Demitido. Sem-teto. Com 186 dólares no bolso. Eu estava dormindo no meu carro quando meu avô bilionário, de quem eu não tinha contato, bateu no vidro. Ele perguntou: "Isso é seu?". Essa pergunta foi o começo de como eu derrubei toda a minha família traidora.

O estacionamento Granite Yards era mais um cemitério de asfalto do que um estacionamento. Entrei com meu sedã; a parte de baixo raspou em um buraco do tamanho de uma tampa de bueiro. O braço do portão havia sumido; não estava levantado, mas quebrado; o toco de metal exalava ferrugem. Estacionei no canto mais afastado, fora da vista da pequena cabine de atendimento embaçada, onde um homem lia o jornal. A placa principal de preços estava um caos. As letras de vinil estavam descascando e os preços para caminhões e carros estavam escondidos sob uma camada de sujeira e tinta spray. Era impossível saber qual era o preço real.

Não foi um vazamento. Foi uma hemorragia.

Examinei a infraestrutura. O leitor de placas que Arthur mencionou estava montado em um poste. Sua lente estava rachada. A luz indicadora estava apagada. Estava desconectado. Morto. Todo o sistema parecia funcionar por capricho, ou, mais provavelmente, por capricho do cara na cabine.
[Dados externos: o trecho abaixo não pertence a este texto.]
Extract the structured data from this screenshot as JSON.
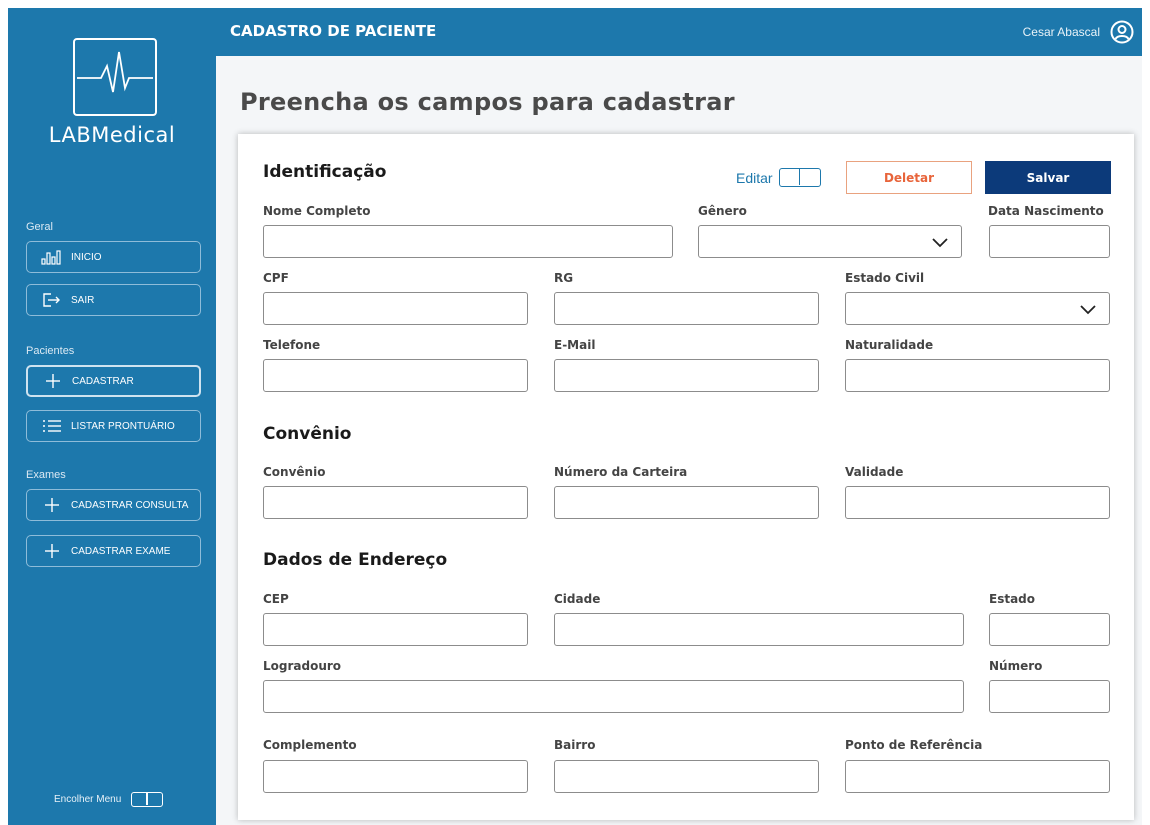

Eu estava sentada no meu carro, com meu velho laptop conectado ao adaptador do acendedor de cigarros, que, felizmente, ainda funcionava. Abri a planilha. Então, iniciei o cronômetro no meu celular para três horas. Fiquei ali sentada, contando. Registrei manualmente cada veículo que entrava e saía. Categorizei-os na minha própria planilha. Vans de entrega: entrega rápida. Carro de funcionário do armazém: permanência prolongada. Caminhões de empreiteiras: chegada ao meio-dia. Dinheiro visível no painel. O estacionamento estava cheio. Os armazéns estavam movimentados. Registrei o pico de fluxo, das 6h às 8h, e o horário de pico do almoço, ao meio-dia.

Às 12h30, o atendente do turno diurno saiu da cabine, provavelmente para almoçar. Essa era a minha chance. Saí e me aproximei, com o coração disparado. Tentei usar o cartão que Arthur havia me dado. Ele não abriu a porta principal da cabine. Eu não tinha essa autorização, mas abriu um painel de manutenção cinza e trancado ao lado do terminal de pagamento automático offline próximo. Lá dentro havia um emaranhado de cabos, um modem e um roteador. O roteador estava desligado. Eu o liguei. Uma série de luzes piscou em vermelho e depois em verde.

Corri de volta para o meu carro e olhei para o laptop. Uma nova conexão de rede foi aberta. Conectei-me.

O sistema estava ativo.

Os dados — semanas de trabalho — começaram a preencher o disco rígido do laptop. O pedágio automático estava funcionando, ou pelo menos o terminal de cartão de crédito estava. Ele registrava todos os pagamentos feitos no terminal da cabine. Fiquei no carro por mais duas horas, comparando minha contagem manual da manhã com os recibos digitais do mesmo período. Os cálculos foram desastrosos. Com base no fluxo de tráfego observado e nos poucos preços legíveis no painel, os recibos automáticos representavam apenas cerca de 63% da receita esperada.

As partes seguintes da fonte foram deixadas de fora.